Imagine you had to make up a test for strength. The trouble is strength doesn't exist. What exists is hundreds of muscles, and each of those muscles has "strength", but it has a different strength depending on its extension, and it has different sustained strength and explosive strength, and so on and so on.
So what do you do? You make a weight lifting competition. But weightlifting is only a very narrow type of motion and it uses different muscles in different ways from any other sport. So... what? Climbing? Pole vaulting? MMA? Strength can only be measured by asking people to perform some kind of sport, and different people do a lot of different sports.

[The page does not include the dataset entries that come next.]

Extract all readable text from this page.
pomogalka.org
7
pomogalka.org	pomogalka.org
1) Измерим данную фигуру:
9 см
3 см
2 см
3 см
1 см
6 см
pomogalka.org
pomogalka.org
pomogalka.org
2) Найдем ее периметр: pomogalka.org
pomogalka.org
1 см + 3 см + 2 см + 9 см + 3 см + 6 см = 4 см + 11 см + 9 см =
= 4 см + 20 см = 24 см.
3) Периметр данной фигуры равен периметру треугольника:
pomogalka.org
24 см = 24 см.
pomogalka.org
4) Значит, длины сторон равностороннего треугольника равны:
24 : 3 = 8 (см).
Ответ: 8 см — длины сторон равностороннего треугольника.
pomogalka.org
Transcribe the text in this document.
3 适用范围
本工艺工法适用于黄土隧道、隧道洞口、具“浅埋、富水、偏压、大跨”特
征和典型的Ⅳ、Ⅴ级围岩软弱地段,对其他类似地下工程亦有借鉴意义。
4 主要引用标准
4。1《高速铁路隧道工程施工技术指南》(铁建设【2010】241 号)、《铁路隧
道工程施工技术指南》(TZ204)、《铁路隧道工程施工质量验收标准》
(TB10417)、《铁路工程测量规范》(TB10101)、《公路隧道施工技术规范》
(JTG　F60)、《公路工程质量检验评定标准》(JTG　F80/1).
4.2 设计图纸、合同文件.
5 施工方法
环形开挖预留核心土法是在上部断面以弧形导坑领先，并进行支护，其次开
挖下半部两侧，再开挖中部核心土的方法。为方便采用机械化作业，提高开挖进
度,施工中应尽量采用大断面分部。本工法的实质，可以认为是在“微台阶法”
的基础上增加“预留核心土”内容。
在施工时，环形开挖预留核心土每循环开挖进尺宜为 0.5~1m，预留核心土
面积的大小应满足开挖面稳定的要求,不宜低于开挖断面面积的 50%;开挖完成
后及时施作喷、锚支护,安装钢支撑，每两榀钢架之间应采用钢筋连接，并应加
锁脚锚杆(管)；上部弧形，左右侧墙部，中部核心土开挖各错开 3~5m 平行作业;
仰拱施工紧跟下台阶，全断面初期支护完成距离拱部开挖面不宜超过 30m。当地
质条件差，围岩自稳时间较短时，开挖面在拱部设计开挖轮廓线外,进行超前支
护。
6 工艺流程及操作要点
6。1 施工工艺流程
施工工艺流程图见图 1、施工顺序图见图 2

There has to be one test that everyone takes, otherwise how do you compare and rank people by their strength score?
You could test every muscle in different positions and different conditions. But the test also has to be doable in less than 5 hours otherwise only the people who care about strength will do it, and the strength scientists need to test a lot of people from a lot of demographics to get a large enough sample size to publish their paper. And people certainly wouldn't watch it on TV.
IQ is the same as strength. Someone decided there must be a "general intelligence" factor called G, and set out to measure it.
But first of all, G doesn't exist. What exists is millions of neurons, and the anatomy of a single neuron is almost as complex, in its way, as the anatomy of the human body.
But second of all, if G did exist, IQ would not measure it, because IQ tests are standardized questions crafted by formulas that could be similar to a bunch of things a human could be exposed to, and the test is short too.
So all an IQ test does is measure the ability to take an IQ test. How many challenges and tasks in your minute to minute existence are anything like an IQ test? Not to mention the lives of your ancestors?
Dude, with all due respect, ease up and let the guest speak. You keep cutting him off with the same question while he's trying to finish his thoughts. Do you even code? If you used different LLM coding assistants for a while, you'd understand what he means. It's essentially glorified Stack Overflow. And the story won't be any different with any other transformer neural networks.
Listened to another podcast where he and his guest spent an hour chasing their tails about nationalisation of ai research. It was a very frustrating listen, and I finally gave up, just like I'm giving up on this one.